A solar eclipse happens when the Moon moves between the sun and Earth, casting a shadow on Earth and fully or partially blocking the Sun’s light in some areas. In WNC, the sun will appear to have a dark shadow on parts of its surface as the area experiences a partial solar eclipse. People in parts of Canada, Greenland and northern Russia will experience an annular eclipse, in which the moon looks like a dark disc on top of the sun’s larger, bright disk, creating what looks like a ring of fire around the moon.
Enrique Gomez, associate professor of physics and astronomy at Western Carolina University, urges viewers to use only certified, recently purchased eclipse glasses. Equipment purchased for the 2017 solar eclipse is no longer safe to use, because these materials have a lifetime of only two years.

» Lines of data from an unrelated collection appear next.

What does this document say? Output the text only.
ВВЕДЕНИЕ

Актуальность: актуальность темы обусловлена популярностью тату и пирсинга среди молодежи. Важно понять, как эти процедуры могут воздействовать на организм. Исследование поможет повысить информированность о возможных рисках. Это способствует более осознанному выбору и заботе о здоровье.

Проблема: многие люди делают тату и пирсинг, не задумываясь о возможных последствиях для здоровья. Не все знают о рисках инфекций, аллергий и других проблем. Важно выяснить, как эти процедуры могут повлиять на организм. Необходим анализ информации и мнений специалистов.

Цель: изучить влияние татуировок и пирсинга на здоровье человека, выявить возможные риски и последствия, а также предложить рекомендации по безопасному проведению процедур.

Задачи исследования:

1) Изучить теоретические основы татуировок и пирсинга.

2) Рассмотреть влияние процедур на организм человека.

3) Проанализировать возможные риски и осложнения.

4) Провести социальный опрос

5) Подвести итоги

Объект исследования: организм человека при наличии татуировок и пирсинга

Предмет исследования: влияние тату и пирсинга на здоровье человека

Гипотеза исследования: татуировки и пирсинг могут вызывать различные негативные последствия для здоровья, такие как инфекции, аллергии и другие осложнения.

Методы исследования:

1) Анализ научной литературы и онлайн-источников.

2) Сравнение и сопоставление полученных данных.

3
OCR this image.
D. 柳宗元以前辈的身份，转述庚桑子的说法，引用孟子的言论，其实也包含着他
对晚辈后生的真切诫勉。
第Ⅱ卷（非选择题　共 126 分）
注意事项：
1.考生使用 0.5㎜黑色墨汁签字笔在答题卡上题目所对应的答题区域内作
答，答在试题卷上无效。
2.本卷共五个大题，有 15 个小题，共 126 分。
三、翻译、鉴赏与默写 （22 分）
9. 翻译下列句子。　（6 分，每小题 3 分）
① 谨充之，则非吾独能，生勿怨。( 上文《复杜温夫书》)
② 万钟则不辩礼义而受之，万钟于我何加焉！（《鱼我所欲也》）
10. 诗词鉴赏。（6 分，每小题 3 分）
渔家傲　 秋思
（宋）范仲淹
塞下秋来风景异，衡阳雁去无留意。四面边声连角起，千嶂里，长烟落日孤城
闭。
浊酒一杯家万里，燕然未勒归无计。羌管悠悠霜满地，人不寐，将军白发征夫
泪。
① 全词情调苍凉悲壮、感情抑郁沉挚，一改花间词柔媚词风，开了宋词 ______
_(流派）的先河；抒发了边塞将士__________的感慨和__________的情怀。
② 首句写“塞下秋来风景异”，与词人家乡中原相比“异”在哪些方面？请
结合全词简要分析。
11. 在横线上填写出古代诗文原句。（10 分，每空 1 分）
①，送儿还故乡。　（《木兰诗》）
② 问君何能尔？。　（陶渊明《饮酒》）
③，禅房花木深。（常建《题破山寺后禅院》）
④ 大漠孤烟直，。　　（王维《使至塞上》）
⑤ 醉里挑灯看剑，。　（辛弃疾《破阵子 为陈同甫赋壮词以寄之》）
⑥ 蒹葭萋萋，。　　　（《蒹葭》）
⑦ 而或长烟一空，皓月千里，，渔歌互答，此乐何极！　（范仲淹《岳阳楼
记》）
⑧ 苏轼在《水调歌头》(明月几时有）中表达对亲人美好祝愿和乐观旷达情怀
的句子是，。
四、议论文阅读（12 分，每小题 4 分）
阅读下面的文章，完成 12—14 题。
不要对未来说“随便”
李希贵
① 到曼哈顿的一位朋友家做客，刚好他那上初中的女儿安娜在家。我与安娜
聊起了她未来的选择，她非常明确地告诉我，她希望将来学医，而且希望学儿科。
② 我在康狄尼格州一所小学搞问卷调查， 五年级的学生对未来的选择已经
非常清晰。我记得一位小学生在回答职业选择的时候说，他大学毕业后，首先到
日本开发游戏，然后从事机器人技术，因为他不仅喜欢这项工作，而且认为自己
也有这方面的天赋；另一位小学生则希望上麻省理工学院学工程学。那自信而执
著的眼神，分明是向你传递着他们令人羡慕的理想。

The safest way to experience this eclipse would be to make a pinhole projector, Gomez said. To make one, take a piece of cardboard or aluminum foil, poke a small hole, and look at the projection from this hole on another flat surface to see a sun have a “missing part,” which is the disc of the moon partially covering it.
The sun will rise partially eclipsed by the moon at 6:15 a.m. and this partial phase will end at 6:27 a.m. in Western North Carolina.